Desarrollé algunas teorías para explicar lo que denominé la «paradoja culinaria». La primera y más obvia es que observar cómo cocinan otras personas no es algo nuevo entre los humanos. Incluso cuando «todos» cocinábamos en casa, había muchos que nos dedicábamos principalmente a observar: hombres la mayor parte, y también los hijos. Casi todos tenemos bonitos recuerdos de cuando nuestra madre estaba en la cocina realizando proezas que parecían brebajes de brujería, y que normalmente terminaban convirtiéndose en algo suculento.

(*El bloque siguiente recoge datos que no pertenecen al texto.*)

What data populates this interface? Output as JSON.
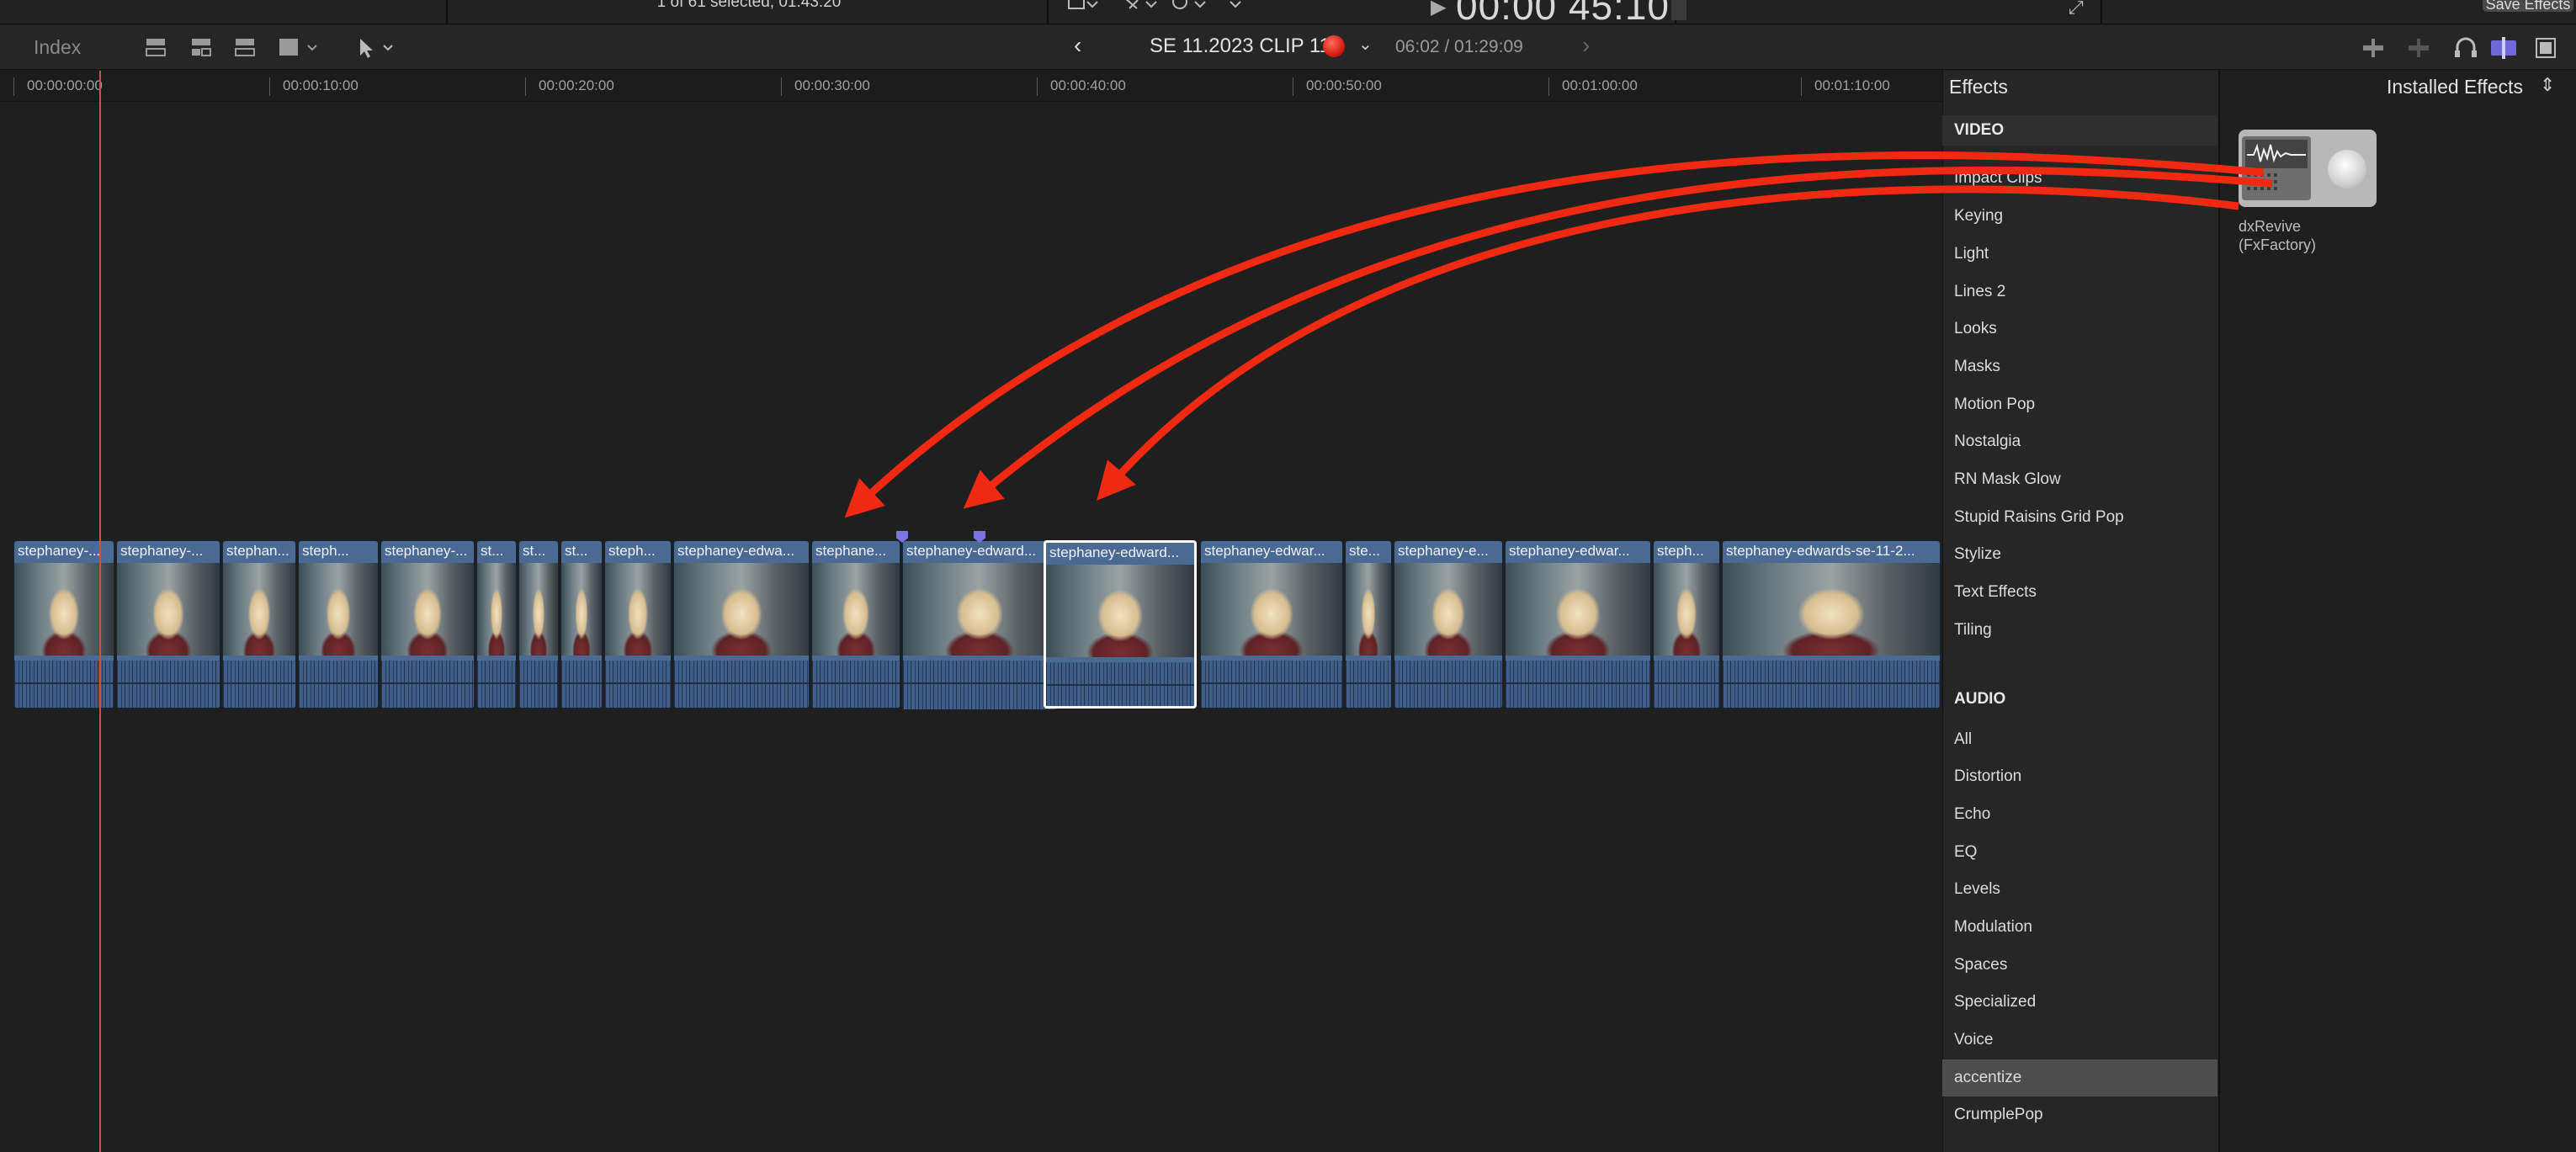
{
  "top": {
    "selection_info": "1 of 61 selected, 01:43:20",
    "timecode": "00:00 45:10",
    "save_effects": "Save Effects"
  },
  "toolbar": {
    "index_label": "Index",
    "project_name": "SE 11.2023 CLIP 11",
    "project_time": "06:02 / 01:29:09"
  },
  "ruler": {
    "labels": [
      "00:00:00:00",
      "00:00:10:00",
      "00:00:20:00",
      "00:00:30:00",
      "00:00:40:00",
      "00:00:50:00",
      "00:01:00:00",
      "00:01:10:00"
    ]
  },
  "timeline": {
    "clips": [
      {
        "title": "stephaney-..."
      },
      {
        "title": "stephaney-..."
      },
      {
        "title": "stephan..."
      },
      {
        "title": "steph..."
      },
      {
        "title": "stephaney-..."
      },
      {
        "title": "st..."
      },
      {
        "title": "st..."
      },
      {
        "title": "st..."
      },
      {
        "title": "steph..."
      },
      {
        "title": "stephaney-edwa..."
      },
      {
        "title": "stephane..."
      },
      {
        "title": "stephaney-edward..."
      },
      {
        "title": "stephaney-edward..."
      },
      {
        "title": "stephaney-edwar..."
      },
      {
        "title": "ste..."
      },
      {
        "title": "stephaney-e..."
      },
      {
        "title": "stephaney-edwar..."
      },
      {
        "title": "steph..."
      },
      {
        "title": "stephaney-edwards-se-11-2..."
      }
    ],
    "selected_clip_index": 12
  },
  "effects": {
    "header": "Effects",
    "video_heading": "VIDEO",
    "video_categories": [
      "Impact Clips",
      "Keying",
      "Light",
      "Lines 2",
      "Looks",
      "Masks",
      "Motion Pop",
      "Nostalgia",
      "RN Mask Glow",
      "Stupid Raisins Grid Pop",
      "Stylize",
      "Text Effects",
      "Tiling"
    ],
    "audio_heading": "AUDIO",
    "audio_categories": [
      "All",
      "Distortion",
      "Echo",
      "EQ",
      "Levels",
      "Modulation",
      "Spaces",
      "Specialized",
      "Voice",
      "accentize",
      "CrumplePop"
    ],
    "active_category": "accentize"
  },
  "browser": {
    "installed_label": "Installed Effects",
    "effect_name_line1": "dxRevive",
    "effect_name_line2": "(FxFactory)"
  },
  "colors": {
    "arrow": "#f02a12",
    "playhead": "#c05a36",
    "clip_blue": "#4a6a94"
  }
}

En la Antigua Grecia, la palabra para designar un «cocinero», un «carnicero» y un «sacerdote» era la misma, «mageiros», una palabra con las mismas raíces etimológicas que «magia». Yo observaba, embelesado, cuando mi madre preparaba sus platos más mágicos, como los rollos bien envueltos de pollo a la Kiev que, cuando se cortaban con un cuchillo bien afilado, liberaban una espesa capa de mantequilla derretida y una bocanada de hierbas aromáticas. Igualmente, observar cómo preparaba unos simples huevos revueltos me parecía todo un espectáculo, ya que ese delgado y amarillento pegote se transformaba repentinamente en deliciosas pepitas de oro. Incluso el plato más normal se sometía a un proceso apetitoso de transformación para convertirse mágicamente en algo más que la suma de sus partes. A eso hay que añadir que en casi todos los platos se pueden encontrar, además de los ingredientes culinarios, los de una historia, es decir, un comienzo, un desarrollo y un final.
También hay que mencionar a los cocineros, los héroes que ejecutan esas pequeñas obras de transformación. Aunque no nos percatemos en nuestra vida cotidiana, nos sentimos atraídos por los ritmos y texturas de su trabajo, ya que nos parece mucho más directo y satisfactorio que la mayoría de las tareas abstractas que realizamos los demás en nuestros trabajos actuales. Los cocineros trabajan con materia viva, no solo con teclados y con pantallas, sino con cosas fundamentales como plantas, animales y hongos. También trabajan con los elementos: el fuego, el agua, la tierra y el aire, y los utilizan —¡los dominan!— para realizar sus deliciosas alquimias. ¿Quién de nosotros desempeña un trabajo que le haga entablar un diálogo con el mundo material y que concluya —asumiendo que el pollo a la Kiev no suelte el jugo demasiado pronto ni que el suflé se desinfle— con un sentimiento de clausura tan delicioso y gratificante?